Not only can we get worse or better in bits of our lives, there's good research to suggest why. Instead of our brains developing a proper structure and staying that way, bits of them move round and connect up to different things that perhaps they shouldn't do, it seems. Children's brains do that naturally as they grow, but in adults they thought it stopped. Doesn't seem to stop in adults with an ASC.

So abilities that seemed impossible can happen. Some of us can do things with our brains that others can't, because the bits are arranged differently. Some can't do things at all, because those bits aren't connected (yet?). And abilities we have now can become worse or disappear, only to re-emerge later on.

The brain keeps on rewiring itself to get round the changes, I guess.

All of this from brain scientist lectures. I'm not a brain scientist, so can only relay it.

I've got Lucy Blackman's book and have started it several times but I find the style really difficult to follow.

I'm going to pursue the mould issue though - the onset of autumn is always a difficult time for DS2. Atm he has an awful rash on his groin/buttocks which he had last year - we thought previously it was wearing nappies at night but he's out of them now and it's got worse. Dr dx it last time as a fungal infection - so could be mould-related, do you think? My sister has aspergillosis (sp?) - an allergic/asthmatic reaction to mould.

I also notice it gets worse if he has yeast.
Sorry - have digressed from OP rather a long way...

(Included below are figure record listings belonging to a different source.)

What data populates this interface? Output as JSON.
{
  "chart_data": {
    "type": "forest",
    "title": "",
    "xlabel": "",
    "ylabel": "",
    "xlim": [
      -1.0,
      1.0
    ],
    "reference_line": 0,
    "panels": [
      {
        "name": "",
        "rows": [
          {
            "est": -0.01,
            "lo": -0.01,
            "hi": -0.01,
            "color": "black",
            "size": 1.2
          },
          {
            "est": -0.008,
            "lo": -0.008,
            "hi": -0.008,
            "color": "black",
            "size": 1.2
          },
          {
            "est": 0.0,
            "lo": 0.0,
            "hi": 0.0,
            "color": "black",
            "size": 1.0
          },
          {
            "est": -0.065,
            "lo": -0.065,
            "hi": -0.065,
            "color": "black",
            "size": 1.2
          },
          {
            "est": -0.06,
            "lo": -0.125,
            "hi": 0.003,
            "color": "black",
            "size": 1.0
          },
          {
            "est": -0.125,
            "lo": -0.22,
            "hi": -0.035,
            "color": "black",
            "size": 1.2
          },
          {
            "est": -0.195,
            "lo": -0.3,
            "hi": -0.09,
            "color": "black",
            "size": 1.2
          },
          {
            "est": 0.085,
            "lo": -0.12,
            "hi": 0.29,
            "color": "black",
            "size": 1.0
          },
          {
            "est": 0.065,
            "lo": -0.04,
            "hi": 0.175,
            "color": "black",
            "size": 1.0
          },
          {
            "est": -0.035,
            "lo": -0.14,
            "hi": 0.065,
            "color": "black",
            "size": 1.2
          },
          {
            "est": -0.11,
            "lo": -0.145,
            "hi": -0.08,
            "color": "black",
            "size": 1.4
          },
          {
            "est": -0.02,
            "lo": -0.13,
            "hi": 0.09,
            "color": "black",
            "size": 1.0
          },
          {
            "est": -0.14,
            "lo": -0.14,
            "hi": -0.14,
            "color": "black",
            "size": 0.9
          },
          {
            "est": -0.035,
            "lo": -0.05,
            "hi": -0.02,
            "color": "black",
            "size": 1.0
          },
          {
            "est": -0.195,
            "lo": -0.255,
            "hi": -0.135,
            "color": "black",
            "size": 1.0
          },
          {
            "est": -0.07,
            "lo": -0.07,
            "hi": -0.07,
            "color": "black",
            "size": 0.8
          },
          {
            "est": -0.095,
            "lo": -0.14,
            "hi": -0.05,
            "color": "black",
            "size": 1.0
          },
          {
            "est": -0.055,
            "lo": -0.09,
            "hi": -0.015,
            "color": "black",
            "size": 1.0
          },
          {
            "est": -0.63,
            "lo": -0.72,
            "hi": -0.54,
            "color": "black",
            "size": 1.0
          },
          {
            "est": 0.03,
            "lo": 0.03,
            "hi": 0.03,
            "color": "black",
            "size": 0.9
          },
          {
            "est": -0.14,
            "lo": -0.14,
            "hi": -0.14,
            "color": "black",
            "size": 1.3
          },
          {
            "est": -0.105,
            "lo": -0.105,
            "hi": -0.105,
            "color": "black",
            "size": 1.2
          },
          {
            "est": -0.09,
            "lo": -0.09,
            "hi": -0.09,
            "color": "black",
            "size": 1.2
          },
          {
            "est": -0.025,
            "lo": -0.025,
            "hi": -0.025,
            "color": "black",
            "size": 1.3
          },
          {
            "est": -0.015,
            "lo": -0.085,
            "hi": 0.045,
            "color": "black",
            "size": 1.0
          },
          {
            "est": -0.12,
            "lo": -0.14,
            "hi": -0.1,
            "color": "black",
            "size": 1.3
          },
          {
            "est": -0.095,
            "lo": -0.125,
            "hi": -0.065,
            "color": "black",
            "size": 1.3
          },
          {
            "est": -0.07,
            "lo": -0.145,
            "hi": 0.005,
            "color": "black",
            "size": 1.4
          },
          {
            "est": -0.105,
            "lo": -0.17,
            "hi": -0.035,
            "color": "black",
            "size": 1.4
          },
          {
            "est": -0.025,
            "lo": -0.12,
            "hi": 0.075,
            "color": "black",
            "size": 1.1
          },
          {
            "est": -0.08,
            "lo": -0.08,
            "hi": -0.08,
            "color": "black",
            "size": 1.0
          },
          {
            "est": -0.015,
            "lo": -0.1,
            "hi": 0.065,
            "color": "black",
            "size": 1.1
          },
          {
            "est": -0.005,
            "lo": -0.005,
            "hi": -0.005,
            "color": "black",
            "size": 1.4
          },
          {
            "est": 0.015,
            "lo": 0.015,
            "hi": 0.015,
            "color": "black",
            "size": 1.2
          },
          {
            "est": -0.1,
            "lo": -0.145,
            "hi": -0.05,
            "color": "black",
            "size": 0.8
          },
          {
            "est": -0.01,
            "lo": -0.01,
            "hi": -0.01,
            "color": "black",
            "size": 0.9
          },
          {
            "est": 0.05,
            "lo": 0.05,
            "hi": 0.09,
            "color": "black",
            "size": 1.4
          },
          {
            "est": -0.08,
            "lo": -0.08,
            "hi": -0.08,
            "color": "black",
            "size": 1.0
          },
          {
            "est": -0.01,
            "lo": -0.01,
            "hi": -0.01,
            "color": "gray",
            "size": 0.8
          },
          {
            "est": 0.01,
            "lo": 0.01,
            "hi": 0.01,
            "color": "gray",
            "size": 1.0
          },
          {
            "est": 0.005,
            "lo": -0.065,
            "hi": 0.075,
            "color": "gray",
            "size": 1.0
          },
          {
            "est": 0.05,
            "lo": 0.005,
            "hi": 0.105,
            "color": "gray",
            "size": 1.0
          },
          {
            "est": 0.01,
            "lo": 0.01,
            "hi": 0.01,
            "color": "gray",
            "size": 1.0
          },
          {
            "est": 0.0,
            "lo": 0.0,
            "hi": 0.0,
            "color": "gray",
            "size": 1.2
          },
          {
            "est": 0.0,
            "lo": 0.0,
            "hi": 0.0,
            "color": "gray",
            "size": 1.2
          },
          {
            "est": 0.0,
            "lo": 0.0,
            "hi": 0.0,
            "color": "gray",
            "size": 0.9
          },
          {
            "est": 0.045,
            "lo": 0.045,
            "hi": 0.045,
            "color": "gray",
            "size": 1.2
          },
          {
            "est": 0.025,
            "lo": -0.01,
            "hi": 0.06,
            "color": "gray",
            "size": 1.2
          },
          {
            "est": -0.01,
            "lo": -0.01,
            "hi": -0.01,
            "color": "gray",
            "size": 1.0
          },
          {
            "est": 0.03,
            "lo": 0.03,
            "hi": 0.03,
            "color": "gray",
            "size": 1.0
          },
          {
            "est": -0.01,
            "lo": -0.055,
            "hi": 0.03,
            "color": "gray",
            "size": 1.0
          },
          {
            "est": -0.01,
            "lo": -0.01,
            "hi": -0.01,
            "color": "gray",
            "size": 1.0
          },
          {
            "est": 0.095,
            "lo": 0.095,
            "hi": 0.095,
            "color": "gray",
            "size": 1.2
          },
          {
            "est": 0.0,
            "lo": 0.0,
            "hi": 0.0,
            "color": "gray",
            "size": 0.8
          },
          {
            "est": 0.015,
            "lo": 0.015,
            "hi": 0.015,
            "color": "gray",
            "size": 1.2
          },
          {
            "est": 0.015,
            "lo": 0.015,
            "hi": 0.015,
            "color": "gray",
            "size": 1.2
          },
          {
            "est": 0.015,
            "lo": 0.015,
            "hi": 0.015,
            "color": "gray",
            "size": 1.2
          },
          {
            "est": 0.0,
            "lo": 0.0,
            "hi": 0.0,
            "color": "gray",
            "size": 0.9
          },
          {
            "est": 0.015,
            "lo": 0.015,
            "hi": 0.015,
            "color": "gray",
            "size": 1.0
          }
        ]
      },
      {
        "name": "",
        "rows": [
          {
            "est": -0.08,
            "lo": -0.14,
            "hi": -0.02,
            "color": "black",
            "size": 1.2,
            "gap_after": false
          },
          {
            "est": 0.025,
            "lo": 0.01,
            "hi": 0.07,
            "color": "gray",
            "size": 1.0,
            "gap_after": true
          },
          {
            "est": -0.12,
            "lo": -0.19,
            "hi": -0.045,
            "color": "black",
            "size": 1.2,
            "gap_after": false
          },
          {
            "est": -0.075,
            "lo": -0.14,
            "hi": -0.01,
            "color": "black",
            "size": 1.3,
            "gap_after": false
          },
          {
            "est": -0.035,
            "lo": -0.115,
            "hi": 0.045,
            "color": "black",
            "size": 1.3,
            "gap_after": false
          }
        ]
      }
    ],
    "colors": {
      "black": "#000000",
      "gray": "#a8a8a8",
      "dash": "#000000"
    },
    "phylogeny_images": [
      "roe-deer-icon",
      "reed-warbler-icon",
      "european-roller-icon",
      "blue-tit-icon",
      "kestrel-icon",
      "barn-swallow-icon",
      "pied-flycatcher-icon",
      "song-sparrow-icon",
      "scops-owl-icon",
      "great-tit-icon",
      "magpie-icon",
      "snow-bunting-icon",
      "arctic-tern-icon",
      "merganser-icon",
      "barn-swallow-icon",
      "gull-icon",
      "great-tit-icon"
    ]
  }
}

Does sound related. I think she talks about it in Autism and the Myth of being alone as well. I'll try and look for you.

If you ever see something Lucy has written straight off you can see that it's sort of not easy for her - it doesn't sound like a first language put it that way. I found the concepts quite difficult to grasp because they are so off the planet, but she is very like ds1 so I was transfixed. She's my spyhole into his brain!

Mould / yeast sounds inteiguing,doesn't yeast often eman a low sugar diet though? I draw my limits at new diets LOL. I think GF / CF is probably enough for anyone, I remember the days of GF / CF and feingold, never again!

Swing signs- another one PMSL! DS3 is the worst but ds1 seems to have a thing also. Fortunately not as many around here as other places- phew! The biggest isues are lifts and toilets for us. Oh and a T shaped piece of concrete he has started to trace again weach say after a breeak of a year from the compulsion.

roundwiindow thank you. I do have acceptance of the boys ASD- I didn't for along time, took me ages to get past thinking it as my fault or I was imagining it. I stillstruggle with the effect it has on our lives, though. Our lives were set up in such a non-autism friendly way before,lots of performing an dnoises and carnivals etc- now that's becoming impossible (DH and ds2 will continue but I will have to stay home and look after the other two) which I do find hard. I'm down to one firend who we almost never actually visit becuase ds3 was developing a compulsion to wee on her carpet (!) and that's the bit of it all I find hardest I guess. Next two nights I have to stand and watch Dh and DS2 perform, knwoing that I have to make a choice between both of us giving up our hobby, or just me giving it up (DH's skills farmore needed than mine) and staying hom alone a lot.